Note also that in the final system HDSCELL is replaced with a longer string that we know is longer that DAT__SZNAM (so that we can not end up with the name by mistake or fluke through the HDS layer).
Slices of an array structure break this, as does vectorization (which is used by HDSTRACE a lot).
HDS can do type conversion from/to strings for numeric and logical types. HDF5 can not do that in a H5Dwrite call so the type conversion has to happen in datPut before that. The parameter system relies on this as parameters are always supplied as strings but the correct values are stored in the HDS parameter file.
hdsLink and hdsFlush are implemented above HDF5. A hash table and
vector of locators is used to keep track of group membership.

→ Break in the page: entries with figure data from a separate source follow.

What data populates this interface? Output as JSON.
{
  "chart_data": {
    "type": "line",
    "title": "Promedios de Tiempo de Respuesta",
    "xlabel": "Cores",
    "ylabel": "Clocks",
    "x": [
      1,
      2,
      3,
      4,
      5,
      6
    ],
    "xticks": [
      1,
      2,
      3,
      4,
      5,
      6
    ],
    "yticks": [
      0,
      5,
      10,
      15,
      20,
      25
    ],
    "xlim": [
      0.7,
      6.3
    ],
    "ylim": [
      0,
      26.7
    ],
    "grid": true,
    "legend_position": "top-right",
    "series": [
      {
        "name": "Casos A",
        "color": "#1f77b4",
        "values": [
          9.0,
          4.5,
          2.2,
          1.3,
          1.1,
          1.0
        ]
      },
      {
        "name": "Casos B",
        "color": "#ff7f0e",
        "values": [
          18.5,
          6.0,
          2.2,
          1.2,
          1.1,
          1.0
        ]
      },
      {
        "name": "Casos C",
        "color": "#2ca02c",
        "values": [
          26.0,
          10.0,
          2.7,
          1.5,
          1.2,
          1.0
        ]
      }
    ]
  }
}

Uses
uthash.
hdsClose is documented to be obsolete but it is still called throughout
ADAM. Currently just calls datAnnul.
Does HDF5 have the concept of a secondary locator?
HDS defaults to top-level locators being "primary" and all other locators being
"secondary". HDS is allowed to close the file if all primary locators are annulled.
A secondary locator can be promoted to a primary locator using datPrmry. In
HDF5 it seems that all locators are primary.
In Starlink software only one routine in NDF every sets a primary locator
to a secondary locator (ndf1_htop.f), all others are setting to primary.
hdsLock requires access to the underlying file descriptor associated with
the file. This is hard to obtain and no Starlink software calls the routine.
hdsFree will not complain as it is only meant to do something if hdsLock
has been called.
datRef and datMsg currently do not report the full path to a file,
unlike the HDS library. This is presumably an error in hdsTrace()
implementation which may have to determine the directory. (and
furthermore we may have to store the directory at open time in case a
chdir happens).
datParen does not currently work out when it hits the top of the
group hierarchy.